Our small position in Sri Lanka was an almost-immediate casualty of the conflict in Europe. The economy was in dire straits beforehand but the disappearance of Russian and Ukrainian tourists and tea-buyers was the final straw that caused the currency to fall 36% in a month. The local price of our shares fell by a similar amount, so the US$ value of the holding fell by 66% during the quarter (62% in March). Our company has survived many crises in its long history. Although the political and economic prospects now seem bleak, we can imagine a brighter future and intend to hold. Sri Lanka now accounts for less than 0.5% of the portfolio.
Other, larger, ongoing holdings provided less drama, with reported financial results so far generally positive - one blessing in a quarter which had quite enough background shocks. The upward march of portfolio EPS and NBV, shown in the previous quarter's report, has so far continued.
There may be greater challenges around the world in the months ahead, given much higher prices for energy and other commodities; further supply chain disruption caused by war, sanctions and pandemic (especially as high case-rates hit China); and labour shortages and the return of wage price inflation. Decades of globalisation efficiencies and peace dividends have been thrown into reverse.
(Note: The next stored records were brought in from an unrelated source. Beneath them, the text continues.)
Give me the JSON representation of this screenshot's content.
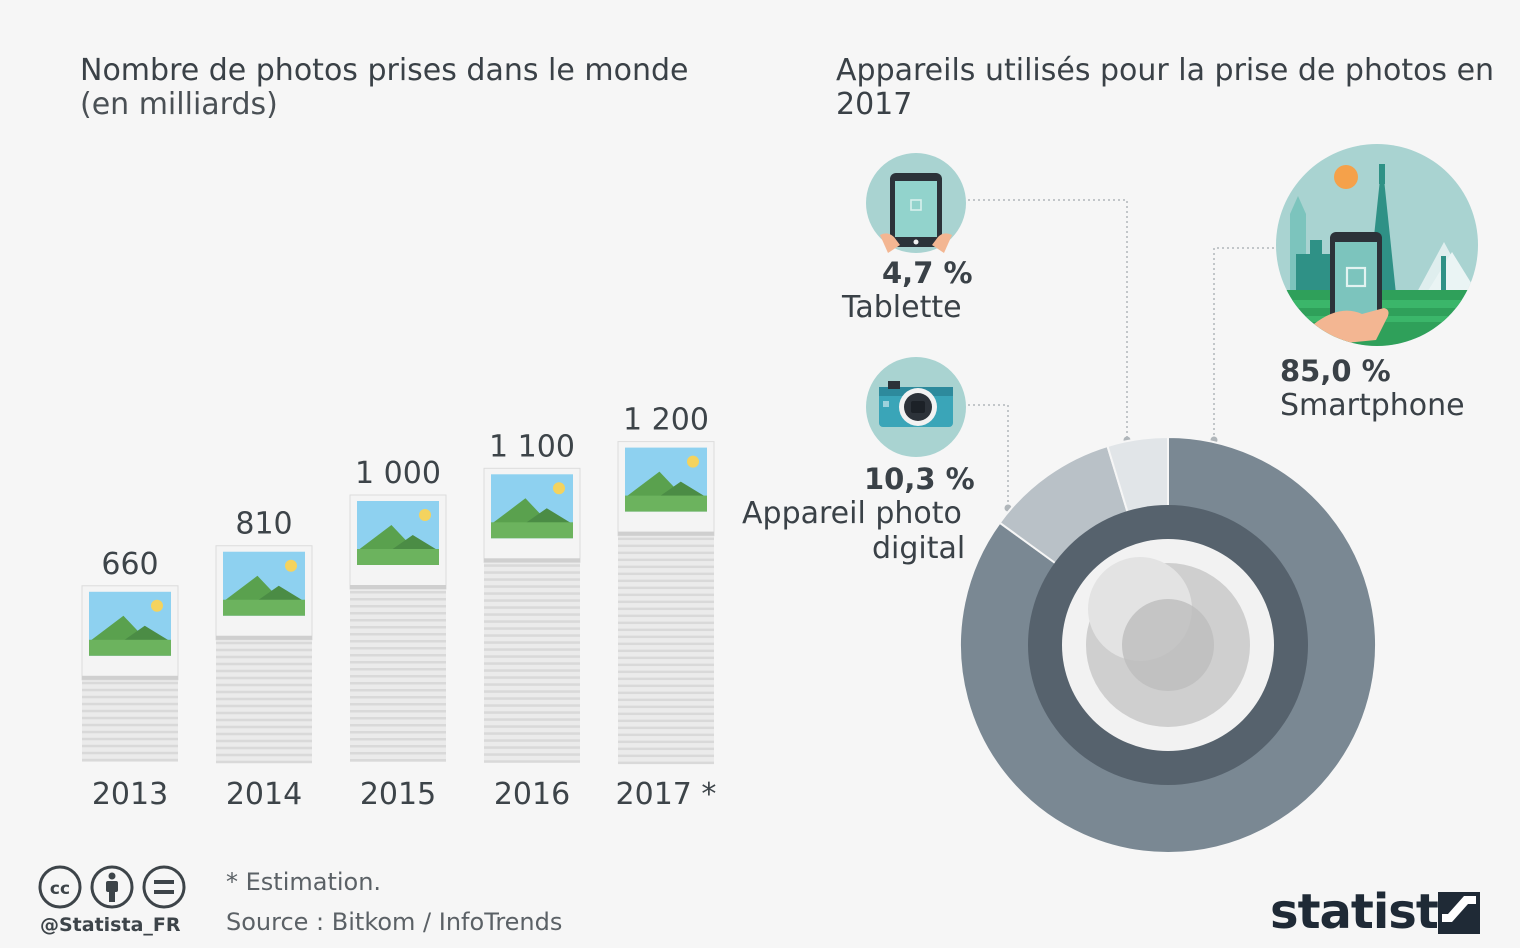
{
  "left_chart": {
    "title": "Nombre de photos prises dans le monde",
    "subtitle": "(en milliards)"
  },
  "right_chart": {
    "title": "Appareils utilisés pour la prise de photos en 2017"
  },
  "chart_data": [
    {
      "type": "bar",
      "title": "Nombre de photos prises dans le monde",
      "subtitle": "(en milliards)",
      "categories": [
        "2013",
        "2014",
        "2015",
        "2016",
        "2017 *"
      ],
      "values": [
        660,
        810,
        1000,
        1100,
        1200
      ],
      "value_labels": [
        "660",
        "810",
        "1 000",
        "1 100",
        "1 200"
      ],
      "grid": false
    },
    {
      "type": "pie",
      "style": "donut",
      "title": "Appareils utilisés pour la prise de photos en 2017",
      "slices": [
        {
          "label": "Smartphone",
          "pct_label": "85,0 %",
          "value": 85.0,
          "color": "#7a8893"
        },
        {
          "label": "Appareil photo digital",
          "pct_label": "10,3 %",
          "value": 10.3,
          "color": "#b9c1c7"
        },
        {
          "label": "Tablette",
          "pct_label": "4,7 %",
          "value": 4.7,
          "color": "#e1e5e8"
        }
      ]
    }
  ],
  "labels": {
    "tablet_pct": "4,7 %",
    "tablet_name": "Tablette",
    "camera_pct": "10,3 %",
    "camera_name_line1": "Appareil photo",
    "camera_name_line2": "digital",
    "phone_pct": "85,0 %",
    "phone_name": "Smartphone"
  },
  "icons": {
    "tablet": "tablet-in-hands-icon",
    "camera": "digital-camera-icon",
    "smartphone": "smartphone-city-icon",
    "thumbnail": "landscape-photo-icon",
    "license": [
      "creative-commons-icon",
      "attribution-icon",
      "no-derivatives-icon"
    ]
  },
  "footer": {
    "note": "* Estimation.",
    "source": "Source : Bitkom / InfoTrends",
    "handle": "@Statista_FR",
    "brand": "statista"
  },
  "colors": {
    "donut_outer": "#7a8893",
    "donut_ring": "#56626d",
    "icon_bg": "#a9d3d1",
    "sky": "#8ed1f0",
    "grass": "#6cb35e",
    "sun": "#f4d35e"
  }
}
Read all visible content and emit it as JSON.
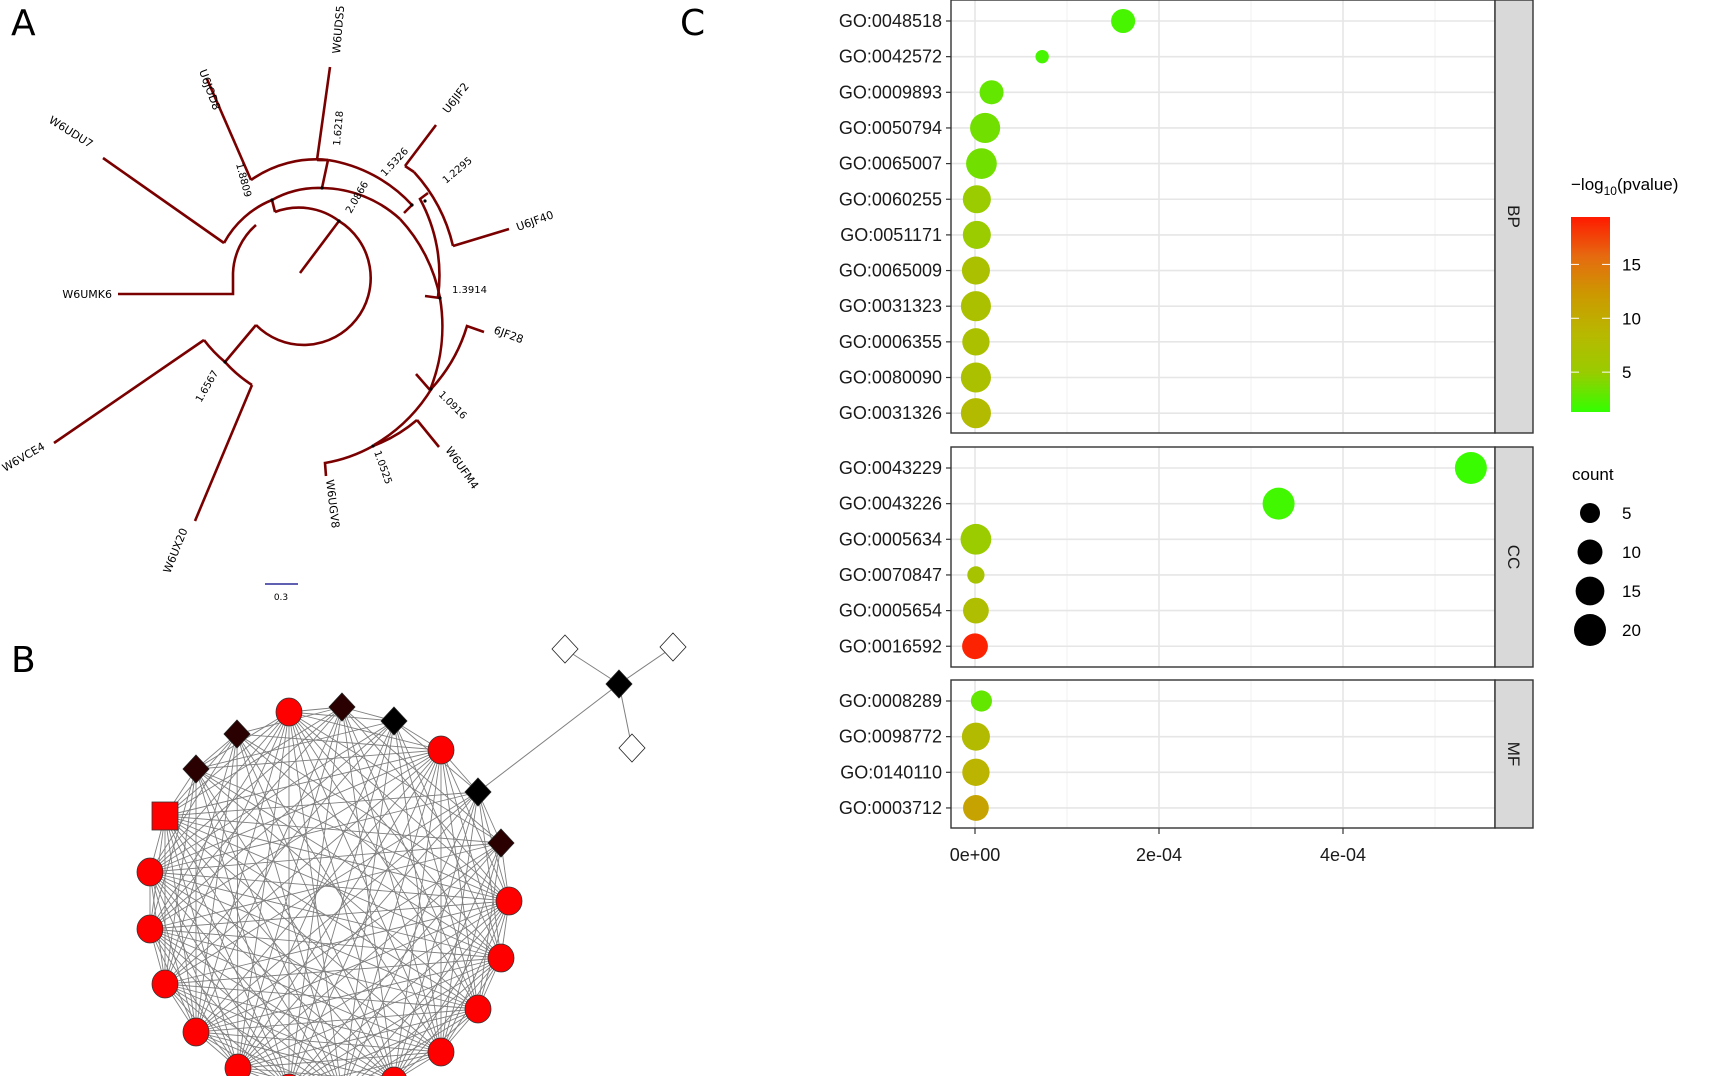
{
  "panel_labels": {
    "a": "A",
    "b": "B",
    "c": "C"
  },
  "tree": {
    "branch_color": "#7a0000",
    "tips": [
      "U6JOD8",
      "W6UDS5",
      "U6JIF2",
      "U6JF40",
      "6JF28",
      "W6UFM4",
      "W6UGV8",
      "W6UX20",
      "W6VCE4",
      "W6UMK6",
      "W6UDU7"
    ],
    "support_values": [
      "1.8809",
      "1.6218",
      "1.5326",
      "1.2295",
      "2.0866",
      "1.3914",
      "1.0916",
      "1.0525",
      "1.6567"
    ],
    "scale_bar_label": "0.3",
    "scale_bar_color": "#2b2b9a"
  },
  "network": {
    "node_colors": {
      "red": "#ff0000",
      "dark": "#2a0000",
      "black": "#000000",
      "white": "#ffffff"
    },
    "edge_color": "#7f7f7f"
  },
  "chart_data": {
    "type": "scatter",
    "title": "",
    "xlabel": "",
    "ylabel": "",
    "xlim": [
      -1.7e-05,
      0.000564
    ],
    "x_ticks": [
      "0e+00",
      "2e-04",
      "4e-04"
    ],
    "x_tick_values": [
      0,
      0.0002,
      0.0004
    ],
    "facets": [
      {
        "name": "BP",
        "terms": [
          {
            "id": "GO:0048518",
            "x": 0.000161,
            "count": 9,
            "neglog10p": 2.0
          },
          {
            "id": "GO:0042572",
            "x": 7.3e-05,
            "count": 1,
            "neglog10p": 2.0
          },
          {
            "id": "GO:0009893",
            "x": 1.8e-05,
            "count": 9,
            "neglog10p": 3.0
          },
          {
            "id": "GO:0050794",
            "x": 1.1e-05,
            "count": 17,
            "neglog10p": 3.5
          },
          {
            "id": "GO:0065007",
            "x": 7e-06,
            "count": 18,
            "neglog10p": 3.5
          },
          {
            "id": "GO:0060255",
            "x": 2e-06,
            "count": 14,
            "neglog10p": 5.0
          },
          {
            "id": "GO:0051171",
            "x": 2e-06,
            "count": 14,
            "neglog10p": 5.0
          },
          {
            "id": "GO:0065009",
            "x": 1e-06,
            "count": 14,
            "neglog10p": 7.0
          },
          {
            "id": "GO:0031323",
            "x": 1e-06,
            "count": 17,
            "neglog10p": 7.0
          },
          {
            "id": "GO:0006355",
            "x": 1e-06,
            "count": 13,
            "neglog10p": 7.0
          },
          {
            "id": "GO:0080090",
            "x": 1e-06,
            "count": 17,
            "neglog10p": 7.0
          },
          {
            "id": "GO:0031326",
            "x": 1e-06,
            "count": 17,
            "neglog10p": 8.0
          }
        ]
      },
      {
        "name": "CC",
        "terms": [
          {
            "id": "GO:0043229",
            "x": 0.000539,
            "count": 20,
            "neglog10p": 1.5
          },
          {
            "id": "GO:0043226",
            "x": 0.00033,
            "count": 20,
            "neglog10p": 1.8
          },
          {
            "id": "GO:0005634",
            "x": 1e-06,
            "count": 18,
            "neglog10p": 5.0
          },
          {
            "id": "GO:0070847",
            "x": 1e-06,
            "count": 3,
            "neglog10p": 6.5
          },
          {
            "id": "GO:0005654",
            "x": 1e-06,
            "count": 11,
            "neglog10p": 7.5
          },
          {
            "id": "GO:0016592",
            "x": 0.0,
            "count": 11,
            "neglog10p": 19.0
          }
        ]
      },
      {
        "name": "MF",
        "terms": [
          {
            "id": "GO:0008289",
            "x": 7e-06,
            "count": 6,
            "neglog10p": 3.0
          },
          {
            "id": "GO:0098772",
            "x": 1e-06,
            "count": 14,
            "neglog10p": 8.0
          },
          {
            "id": "GO:0140110",
            "x": 1e-06,
            "count": 13,
            "neglog10p": 9.0
          },
          {
            "id": "GO:0003712",
            "x": 1e-06,
            "count": 11,
            "neglog10p": 11.0
          }
        ]
      }
    ],
    "color_legend": {
      "title_prefix": "−log",
      "title_sub": "10",
      "title_suffix": "(pvalue)",
      "range": [
        1.3,
        19.4
      ],
      "ticks": [
        "5",
        "10",
        "15"
      ],
      "tick_values": [
        5,
        10,
        15
      ],
      "colors": [
        "#33ff00",
        "#99cc00",
        "#b8b800",
        "#cc9900",
        "#e66a10",
        "#ff1a00"
      ]
    },
    "size_legend": {
      "title": "count",
      "labels": [
        "5",
        "10",
        "15",
        "20"
      ],
      "values": [
        5,
        10,
        15,
        20
      ]
    }
  }
}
Rapid and inadequately considered decisions for extreme action in a time of high emotion may have unintended economic costs and political consequences, compounding the disruption from an ongoing pandemic. The whole city of Shanghai is in lockdown as I write, requiring food deliveries to 26 million people. Meanwhile the first quarter saw astonishingly high temperatures at both poles, and a whole ice shelf in Antarctica disintegrated. Despite these I find it disconcerting that the response to our growing environmental problems is so focussed on climate change, implicitly a matter for government action and almost-inevitable frustration. Biodiversity is vital too (extinctions continue apace), and bioabundance equally important (natural ecosystems, not just landscapes of concrete and glass). The forests of Asia and oceans of the world are exhibits for the terrifying arithmetic of the Hemingway decline - but biodiversity and bioabundance are matters on which we can take individual and local action for improvement. Let's do it.
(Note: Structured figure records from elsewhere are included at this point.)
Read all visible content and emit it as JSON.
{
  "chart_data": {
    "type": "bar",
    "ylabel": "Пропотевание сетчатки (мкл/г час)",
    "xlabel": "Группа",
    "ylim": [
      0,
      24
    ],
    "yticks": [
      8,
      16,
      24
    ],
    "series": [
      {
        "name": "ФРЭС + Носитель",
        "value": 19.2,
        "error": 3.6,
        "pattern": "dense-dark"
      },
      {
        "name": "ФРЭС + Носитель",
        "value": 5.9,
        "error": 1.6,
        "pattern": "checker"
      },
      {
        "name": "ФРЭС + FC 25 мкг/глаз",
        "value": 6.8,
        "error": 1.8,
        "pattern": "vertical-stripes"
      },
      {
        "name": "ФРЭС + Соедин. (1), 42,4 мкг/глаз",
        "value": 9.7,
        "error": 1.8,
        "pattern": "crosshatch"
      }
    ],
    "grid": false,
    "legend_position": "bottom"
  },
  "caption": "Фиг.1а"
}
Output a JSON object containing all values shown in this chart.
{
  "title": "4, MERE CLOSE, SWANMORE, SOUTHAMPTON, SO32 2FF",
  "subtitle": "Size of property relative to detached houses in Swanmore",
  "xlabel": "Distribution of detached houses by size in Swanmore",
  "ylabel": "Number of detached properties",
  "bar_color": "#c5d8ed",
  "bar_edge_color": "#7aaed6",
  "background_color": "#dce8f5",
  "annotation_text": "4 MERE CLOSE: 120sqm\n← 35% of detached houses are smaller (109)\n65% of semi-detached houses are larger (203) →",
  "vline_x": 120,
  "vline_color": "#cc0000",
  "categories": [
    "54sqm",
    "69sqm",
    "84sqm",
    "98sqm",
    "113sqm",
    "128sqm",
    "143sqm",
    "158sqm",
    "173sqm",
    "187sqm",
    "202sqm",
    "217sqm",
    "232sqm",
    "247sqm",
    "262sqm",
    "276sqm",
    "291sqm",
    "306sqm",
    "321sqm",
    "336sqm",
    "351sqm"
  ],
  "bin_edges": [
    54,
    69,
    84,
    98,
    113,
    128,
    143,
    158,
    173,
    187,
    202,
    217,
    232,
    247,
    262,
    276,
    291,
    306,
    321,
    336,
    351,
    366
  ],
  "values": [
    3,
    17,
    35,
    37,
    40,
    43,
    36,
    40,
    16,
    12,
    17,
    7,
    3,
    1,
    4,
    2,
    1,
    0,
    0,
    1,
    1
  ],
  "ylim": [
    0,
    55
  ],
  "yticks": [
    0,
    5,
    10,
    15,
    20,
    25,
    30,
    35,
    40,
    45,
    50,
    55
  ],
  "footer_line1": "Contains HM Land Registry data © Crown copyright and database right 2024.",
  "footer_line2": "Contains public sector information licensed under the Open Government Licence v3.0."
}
Along with individual steps, let's start bioabundance and biodiversity conversations with companies, and with other local players.
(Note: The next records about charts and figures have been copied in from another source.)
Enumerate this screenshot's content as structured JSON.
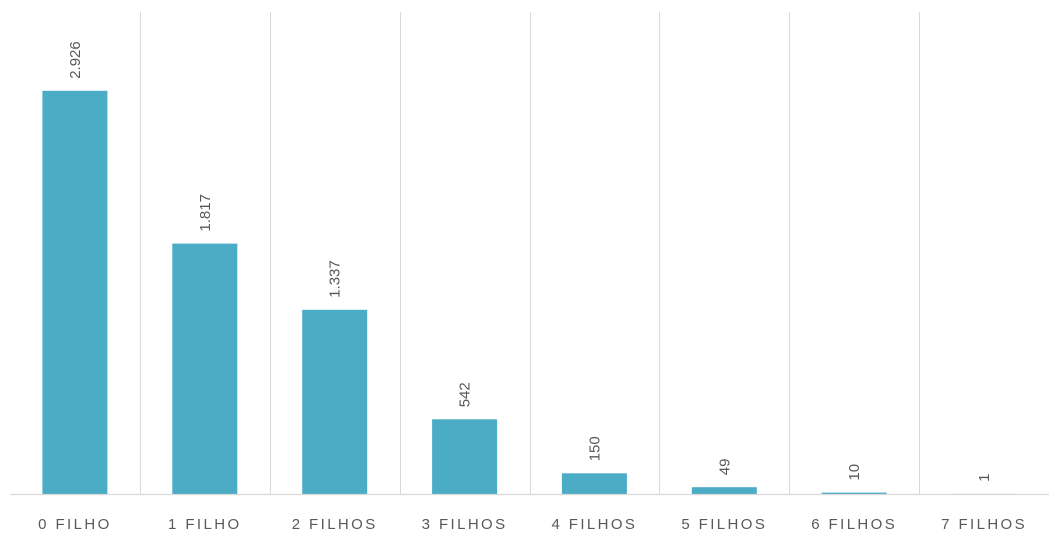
{
  "chart_data": {
    "type": "bar",
    "title": "",
    "xlabel": "",
    "ylabel": "",
    "categories": [
      "0 FILHO",
      "1 FILHO",
      "2 FILHOS",
      "3 FILHOS",
      "4 FILHOS",
      "5 FILHOS",
      "6 FILHOS",
      "7 FILHOS"
    ],
    "values": [
      2926,
      1817,
      1337,
      542,
      150,
      49,
      10,
      1
    ],
    "data_labels": [
      "2.926",
      "1.817",
      "1.337",
      "542",
      "150",
      "49",
      "10",
      "1"
    ],
    "ylim": [
      0,
      3000
    ],
    "grid": "vertical separators between categories",
    "legend": "none",
    "colors": {
      "bar": "#4bacc6",
      "grid": "#d9d9d9",
      "text": "#595959"
    }
  }
}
All investors of a certain age have experience with financial crises. Many of us have lived through meltdowns in individual countries, or in regions (Asia...), but few of us have dealt with real-world crises of the current variety and global scale, since a person aged 18 in 1945 would be 95 today. Change always brings opportunities, which I'll leave others to highlight; it also brings unfamiliar risks. Financial assets may be suddenly repriced, but with inflation on the rise it would be unwise to regard cash as a safe haven for the long term. Shared prosperity requires many varied efforts to provide useful goods and services on an ongoing basis. Investing in a diversified portfolio of businesses that provide such goods and services still seems a good option, and careful selection likely to improve the odds. We'll try.